Ivan Domingues - A obra de Simondon, certamente original, tem, não obstante, raízes profundas na cultura e no pensamento franceses, bem como apresenta importantes interfaces com outros pensadores fora do hexágono francês. Do lado da França, podem ser citados Leroi-Gourhan  e sua paleo-técnica, bem como Jacques Lafitte, o arquiteto (não confundir com o piloto de Fórmula 1) e seu importante livro Réflexions sur la science des machines. Fora da França, como você mesmo lembrou, o grande nome é Norbert Wiener e suas duas obras seminais no campo da cibernética — Cybernetics: Or Control and Communication in the Animal and the Machine (1948) e The Human Use of Human Beings (1950). No tocante às influências, pode-se dizer que a de Wiener era do tipo desafiadora e estava associada à cibernética, à chamada primeira cibernética, cujo approach das máquinas, e por extensão da técnica, foi acompanhado de perto por Simondon ao longo de toda a sua vida. No tocante à de Lafitte, a relação é de filiação, pode-se dizer, de quem Simondon herda até mesmo o termo mecanologia e a distinção das máquinas passivas, ativas e reflexas. Na minha conferência, vou tratar das conexões entre a cibernética e a mecanologia.

 

IHU On-Line - Em que sentido as ideias de Simondon nos ajudam a refletir sobre o pós-humano e o futuro da autonomia em nossa sociedade?
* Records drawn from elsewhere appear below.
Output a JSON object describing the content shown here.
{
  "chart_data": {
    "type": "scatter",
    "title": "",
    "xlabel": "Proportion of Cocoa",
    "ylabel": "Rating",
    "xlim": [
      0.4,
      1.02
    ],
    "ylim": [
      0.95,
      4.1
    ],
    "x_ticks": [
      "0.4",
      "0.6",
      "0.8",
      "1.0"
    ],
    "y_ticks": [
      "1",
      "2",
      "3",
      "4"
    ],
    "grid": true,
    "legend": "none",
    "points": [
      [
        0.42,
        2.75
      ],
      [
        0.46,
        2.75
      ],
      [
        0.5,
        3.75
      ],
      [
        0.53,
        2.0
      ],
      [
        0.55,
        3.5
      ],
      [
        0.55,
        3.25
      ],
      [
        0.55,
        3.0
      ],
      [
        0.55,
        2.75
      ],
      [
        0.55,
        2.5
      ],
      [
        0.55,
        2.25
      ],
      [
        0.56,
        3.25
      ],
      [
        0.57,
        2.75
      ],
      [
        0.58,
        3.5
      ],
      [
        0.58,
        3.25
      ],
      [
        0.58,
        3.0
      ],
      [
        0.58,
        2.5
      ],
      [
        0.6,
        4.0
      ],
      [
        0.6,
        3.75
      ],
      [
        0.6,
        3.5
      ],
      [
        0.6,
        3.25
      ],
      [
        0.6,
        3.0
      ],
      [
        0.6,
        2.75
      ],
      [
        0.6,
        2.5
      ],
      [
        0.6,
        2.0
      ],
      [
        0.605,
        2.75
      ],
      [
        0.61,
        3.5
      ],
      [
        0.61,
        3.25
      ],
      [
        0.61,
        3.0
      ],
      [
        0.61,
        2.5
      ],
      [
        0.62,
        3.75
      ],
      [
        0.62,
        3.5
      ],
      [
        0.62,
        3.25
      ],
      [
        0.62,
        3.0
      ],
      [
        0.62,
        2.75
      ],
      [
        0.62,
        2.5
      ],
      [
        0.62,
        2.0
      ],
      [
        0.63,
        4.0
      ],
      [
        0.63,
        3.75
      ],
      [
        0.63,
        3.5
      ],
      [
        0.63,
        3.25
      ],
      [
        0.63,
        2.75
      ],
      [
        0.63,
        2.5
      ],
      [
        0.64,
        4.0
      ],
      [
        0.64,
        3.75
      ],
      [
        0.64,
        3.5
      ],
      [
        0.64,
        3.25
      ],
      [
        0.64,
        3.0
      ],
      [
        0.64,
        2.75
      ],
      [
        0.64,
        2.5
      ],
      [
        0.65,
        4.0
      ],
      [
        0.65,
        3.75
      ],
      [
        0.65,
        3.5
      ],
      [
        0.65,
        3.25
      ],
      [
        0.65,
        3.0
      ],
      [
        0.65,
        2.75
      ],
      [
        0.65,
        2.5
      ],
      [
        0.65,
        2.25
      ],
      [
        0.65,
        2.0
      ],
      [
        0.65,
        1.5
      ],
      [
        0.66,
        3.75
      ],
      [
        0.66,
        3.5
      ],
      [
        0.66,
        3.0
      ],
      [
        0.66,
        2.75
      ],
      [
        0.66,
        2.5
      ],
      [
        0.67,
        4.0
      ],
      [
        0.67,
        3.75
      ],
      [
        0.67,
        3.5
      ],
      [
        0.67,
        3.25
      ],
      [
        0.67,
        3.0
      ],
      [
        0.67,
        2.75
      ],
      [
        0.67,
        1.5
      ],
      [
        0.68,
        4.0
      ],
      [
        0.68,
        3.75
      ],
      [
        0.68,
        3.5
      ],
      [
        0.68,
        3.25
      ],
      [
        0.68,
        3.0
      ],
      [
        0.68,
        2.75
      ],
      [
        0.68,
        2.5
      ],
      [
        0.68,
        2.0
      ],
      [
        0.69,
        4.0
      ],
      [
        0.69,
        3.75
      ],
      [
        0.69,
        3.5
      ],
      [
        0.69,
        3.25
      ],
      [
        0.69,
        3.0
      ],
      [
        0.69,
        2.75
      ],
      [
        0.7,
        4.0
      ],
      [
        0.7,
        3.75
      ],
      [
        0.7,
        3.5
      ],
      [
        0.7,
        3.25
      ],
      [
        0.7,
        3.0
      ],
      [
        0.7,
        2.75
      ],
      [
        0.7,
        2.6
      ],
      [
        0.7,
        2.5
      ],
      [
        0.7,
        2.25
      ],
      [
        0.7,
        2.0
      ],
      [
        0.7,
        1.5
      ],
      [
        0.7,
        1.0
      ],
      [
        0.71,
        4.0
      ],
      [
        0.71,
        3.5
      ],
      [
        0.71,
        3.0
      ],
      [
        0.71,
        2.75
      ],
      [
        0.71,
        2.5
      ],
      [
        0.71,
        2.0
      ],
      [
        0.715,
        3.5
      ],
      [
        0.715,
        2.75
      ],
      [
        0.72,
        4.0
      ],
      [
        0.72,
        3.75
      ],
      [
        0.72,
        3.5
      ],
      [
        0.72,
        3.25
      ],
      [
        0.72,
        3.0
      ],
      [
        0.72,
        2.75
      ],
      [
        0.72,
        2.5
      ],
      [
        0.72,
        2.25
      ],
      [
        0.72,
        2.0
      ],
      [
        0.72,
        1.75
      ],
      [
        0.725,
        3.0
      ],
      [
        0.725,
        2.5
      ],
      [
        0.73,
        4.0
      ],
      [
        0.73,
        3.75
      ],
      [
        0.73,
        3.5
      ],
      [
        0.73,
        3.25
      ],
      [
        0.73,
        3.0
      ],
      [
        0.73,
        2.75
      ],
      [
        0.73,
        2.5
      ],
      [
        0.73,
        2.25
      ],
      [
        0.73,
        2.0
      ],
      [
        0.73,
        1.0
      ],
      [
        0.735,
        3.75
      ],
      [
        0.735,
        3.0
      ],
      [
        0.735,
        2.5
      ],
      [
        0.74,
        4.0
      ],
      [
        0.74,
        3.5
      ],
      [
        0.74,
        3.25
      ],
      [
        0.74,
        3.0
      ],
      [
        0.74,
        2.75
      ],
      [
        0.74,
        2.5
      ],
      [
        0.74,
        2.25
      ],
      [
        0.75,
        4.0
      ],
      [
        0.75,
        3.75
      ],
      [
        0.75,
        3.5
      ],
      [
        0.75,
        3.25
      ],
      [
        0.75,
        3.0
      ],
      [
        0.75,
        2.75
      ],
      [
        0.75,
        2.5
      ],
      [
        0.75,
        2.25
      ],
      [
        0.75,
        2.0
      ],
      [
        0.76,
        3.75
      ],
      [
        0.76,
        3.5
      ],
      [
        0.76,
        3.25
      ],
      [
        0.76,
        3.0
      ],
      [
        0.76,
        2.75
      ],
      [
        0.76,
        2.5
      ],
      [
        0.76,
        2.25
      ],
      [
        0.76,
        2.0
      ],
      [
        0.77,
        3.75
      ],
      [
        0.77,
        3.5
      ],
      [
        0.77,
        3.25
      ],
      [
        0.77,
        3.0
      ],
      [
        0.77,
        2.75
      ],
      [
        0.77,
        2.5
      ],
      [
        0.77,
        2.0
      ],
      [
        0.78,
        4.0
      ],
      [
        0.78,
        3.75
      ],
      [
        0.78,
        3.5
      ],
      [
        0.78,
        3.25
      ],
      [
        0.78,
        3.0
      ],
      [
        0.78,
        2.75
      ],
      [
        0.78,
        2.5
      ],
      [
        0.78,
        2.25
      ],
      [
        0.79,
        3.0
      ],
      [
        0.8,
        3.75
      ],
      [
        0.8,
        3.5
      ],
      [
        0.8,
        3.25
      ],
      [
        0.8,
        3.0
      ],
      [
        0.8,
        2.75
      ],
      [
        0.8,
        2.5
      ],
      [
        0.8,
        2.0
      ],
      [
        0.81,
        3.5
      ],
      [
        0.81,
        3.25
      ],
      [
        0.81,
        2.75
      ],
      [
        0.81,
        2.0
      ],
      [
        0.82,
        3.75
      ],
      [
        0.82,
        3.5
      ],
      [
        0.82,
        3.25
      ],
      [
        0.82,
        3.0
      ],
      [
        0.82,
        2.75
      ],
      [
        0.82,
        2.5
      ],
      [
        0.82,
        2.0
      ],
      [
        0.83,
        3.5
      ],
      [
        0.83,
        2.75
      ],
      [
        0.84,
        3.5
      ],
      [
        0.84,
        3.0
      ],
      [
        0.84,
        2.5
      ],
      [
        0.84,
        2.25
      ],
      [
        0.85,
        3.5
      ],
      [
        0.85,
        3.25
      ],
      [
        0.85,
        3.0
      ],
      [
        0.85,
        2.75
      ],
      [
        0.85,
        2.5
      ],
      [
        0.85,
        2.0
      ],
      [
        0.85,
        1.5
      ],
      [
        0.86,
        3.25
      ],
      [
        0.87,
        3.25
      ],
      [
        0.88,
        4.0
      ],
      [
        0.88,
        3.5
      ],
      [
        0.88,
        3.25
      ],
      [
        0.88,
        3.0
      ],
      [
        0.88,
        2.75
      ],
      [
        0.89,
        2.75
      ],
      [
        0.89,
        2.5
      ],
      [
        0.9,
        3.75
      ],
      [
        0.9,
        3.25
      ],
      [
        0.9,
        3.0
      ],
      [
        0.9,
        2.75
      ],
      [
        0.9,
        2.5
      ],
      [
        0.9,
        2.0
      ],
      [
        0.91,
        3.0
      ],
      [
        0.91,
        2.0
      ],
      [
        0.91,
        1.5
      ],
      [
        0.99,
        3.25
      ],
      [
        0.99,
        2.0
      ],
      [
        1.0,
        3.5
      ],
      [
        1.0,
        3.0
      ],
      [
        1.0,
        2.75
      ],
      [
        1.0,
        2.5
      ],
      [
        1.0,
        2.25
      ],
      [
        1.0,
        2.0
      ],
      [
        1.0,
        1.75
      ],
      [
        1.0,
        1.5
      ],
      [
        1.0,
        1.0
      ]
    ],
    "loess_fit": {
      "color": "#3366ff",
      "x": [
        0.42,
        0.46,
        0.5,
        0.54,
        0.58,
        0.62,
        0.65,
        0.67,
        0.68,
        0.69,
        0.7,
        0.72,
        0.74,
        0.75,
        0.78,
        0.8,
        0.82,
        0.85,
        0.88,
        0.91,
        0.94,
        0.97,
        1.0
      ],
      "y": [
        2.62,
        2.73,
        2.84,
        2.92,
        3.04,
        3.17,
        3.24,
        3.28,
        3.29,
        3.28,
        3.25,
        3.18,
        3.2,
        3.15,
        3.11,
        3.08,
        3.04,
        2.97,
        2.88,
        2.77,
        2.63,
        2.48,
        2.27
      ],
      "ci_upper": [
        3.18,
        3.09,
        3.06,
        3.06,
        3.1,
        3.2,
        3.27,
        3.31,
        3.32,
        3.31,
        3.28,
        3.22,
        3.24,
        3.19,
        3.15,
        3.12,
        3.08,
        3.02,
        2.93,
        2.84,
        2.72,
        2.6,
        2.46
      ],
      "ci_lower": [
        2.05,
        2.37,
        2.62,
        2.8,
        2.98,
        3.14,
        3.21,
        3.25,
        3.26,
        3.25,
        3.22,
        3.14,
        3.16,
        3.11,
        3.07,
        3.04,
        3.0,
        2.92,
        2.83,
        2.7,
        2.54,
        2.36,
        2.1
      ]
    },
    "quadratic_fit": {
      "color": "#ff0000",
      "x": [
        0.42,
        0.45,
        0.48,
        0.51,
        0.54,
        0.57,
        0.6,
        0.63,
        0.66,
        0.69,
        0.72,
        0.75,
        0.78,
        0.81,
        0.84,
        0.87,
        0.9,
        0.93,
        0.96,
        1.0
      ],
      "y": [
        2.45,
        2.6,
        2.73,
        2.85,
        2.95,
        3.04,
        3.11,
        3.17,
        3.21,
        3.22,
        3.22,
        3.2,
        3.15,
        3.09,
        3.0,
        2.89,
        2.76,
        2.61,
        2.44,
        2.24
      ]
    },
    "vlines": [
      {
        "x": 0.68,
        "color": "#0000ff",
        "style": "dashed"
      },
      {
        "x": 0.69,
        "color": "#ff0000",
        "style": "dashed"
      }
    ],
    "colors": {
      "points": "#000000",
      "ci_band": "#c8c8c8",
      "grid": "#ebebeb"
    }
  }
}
Ivan Domingues - Não creio que a mensagem de Simondon seja pós-humanista ou transumanista. Muitas de suas proposições têm que ver com o ideário de humanização da técnica, no qual é possível vislumbrar, além do desafio pessoal de vencer o fosso das duas culturas (a tecnológica e a humanística), o legado iluminista de uma grande confiança na razão e em seu poder de inventar e criar. Do fato de Simondon ter combatido as diferentes tecnofobias, não se segue que ele fosse um tecnófilo de estrita observância ou um tecnoprofeta entusiasmado. Sua ideia de progresso técnico, tendo como vetor a “concretização”, não o deixa de braços dados com aqueles estudiosos que patrocinam a visada da inovação industrial em termos de P&D  e de C&T&I . Em vez de patentes e business, a serviço do capitalismo, a tecnologia há de promover o bem-estar da humanidade, levando aos lares o conforto e a vida boa, bem como — por que não? — reparando órgãos e turbinando funções com a ajuda de próteses e instrumentos nas aplicações médicas e de outras sortes. Todavia, Simondon se ocupou muito pouco das biotecnologias e aplicações médicas. 

 

IHU On-Line - Por que Simondon ainda é um filósofo pouco estudado?

Ivan Domingues - Não me parece acertada a sua pergunta, ao menos no tocante à França. De fato, há nos meios franceses um revival do pensamento de Simondon. Exemplo disso foi o Colóquio Gilbert Simondon et l’invention du futur, que ocorreu num dos grandes templos da “alta cultura” francesa que é Cérisy-la-Salle, esplendidamente localizado num château na região da Normandia. O Colóquio durou 10 dias, em regime de imersão completa, entre os dias 05 e 15 de agosto último, e foi organizado por dois eminentes especialistas na obra do filósofo, Jean-Hugues Barthélemy  e Vincent Bontems. Recomendo aos leitores uma olhadela na programação do Colóquio , a qual pode ser facilmente encontrada na Internet. Quem o fizer, poderá constatar a grande riqueza do pensamento simondoniano nas dezenas de mesas e atividades a ele dedicadas — desde a filosofia da tecnologia, passando pela ciência da informação e a mecânica quântica, até a tecno-estética e a projeção de um filme sobre o filósofo. No tocante ao Brasil, o pensamento de Simondon vem sendo estudado na Universidade Federal de Minas Gerais - UFMG e na Universidade de São Paulo - USP em meu grupo de pesquisa, o Núcleo de Estudos do Pensamento Contemporâneo – Nepc, e no de Pablo Mariconda [Scientiae Studia]. Há dois anos fizemos na UFMG uma bela jornada consagrada à filosofia da tecnologia de Simondon e o resultado será publicado, em breve, num número especial da revista Scientiae Studia.